Last week, I had the pleasure of meeting 10-year-old Bronwyn Quinlan, a Presentation student who entered Time for Kids’ Kid Reporter Contest. I wrote a story about her and the article she wrote for the contest, and I was pleased to find that she was not only bright, but also curious about journalism.
When I interviewed her and her mother, she, too, recorded the interview. Afterwards, she asked me several questions about my work at The Journal. I probably didn’t give the best answers, the fact being that I’m just a 20-year-old intern still in journalism school, but it was nice to be asked. I felt quite flattered.

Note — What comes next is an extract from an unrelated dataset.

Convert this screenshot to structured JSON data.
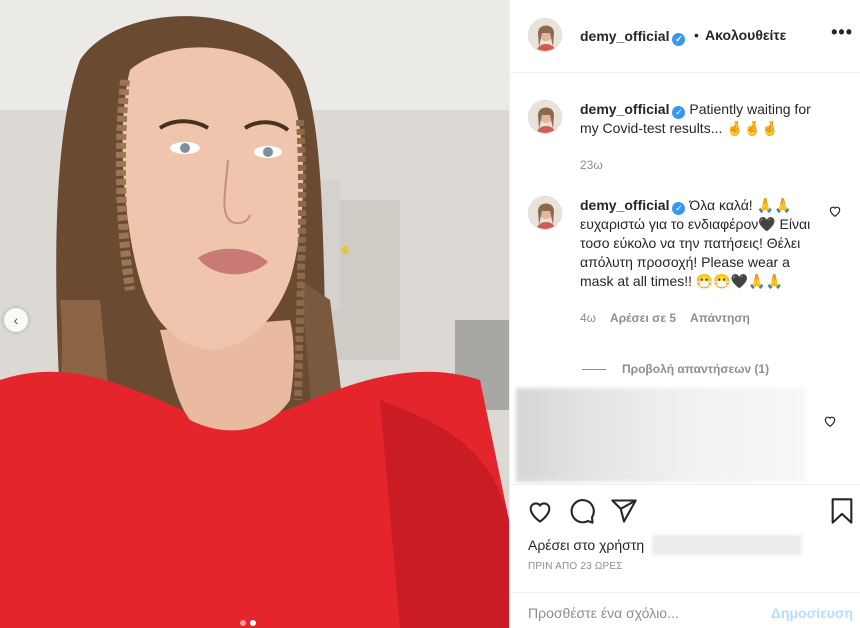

I think one of the reasons I was impressed was that it’s so rare nowadays to find kids that young interested in something as academic as writing and reporting. When I was 10, I enjoyed sports, television and computer games. Writing wasn’t even on my radar. Meanwhile, Bronwyn is busy writing a book in her free time away from horse riding, volleyball and track and field.
It was fascinating to me that I could relate to Bronwyn’s writing process — the painstakingly slow experience of transcribing an interview, staying up late at night to finish an article or getting lost on the way to a location, just to name a few.
In a time where newspapers are supposedly dying and a Buzzfeed list entitled “17 Glorious Photos of Men Walking Around London in Tiny Suit Shorts” is considered journalism, I’m extremely glad there are competitions like TFK’s Kid Reporter Contest to encourage journalism for the new generation.
Not participating in journalism camps, contests or even my high school newspaper still remains as one of my biggest regrets. I didn’t even dip my toes into the journalism pool until my freshman year of college. I would’ve been much more informed and probably a little more intelligent.
If anything, journalism can bring you closer to a topic or activity you enjoy. For Bronwyn, her reporting exposed her to the behind-the-scenes life of the Abby Road horse farm. I’ve used journalism as an excuse, almost. I love sports and as sports editor of my college paper, I was paid to watch and write about them. It doesn’t get much better, to me at least.
If anything, journalists learn new things while reporting. Just in my two months at The Journal, I’ve uttered the phrase “Oh, I didn’t know that” during countless interviews. It gives journalists and their audience insight into people and places alike. It’s educational, and that’s why it is forever necessary and important.
Austin Cannon is a journalism student at Drake University and summer intern for the Lees Summit Journal.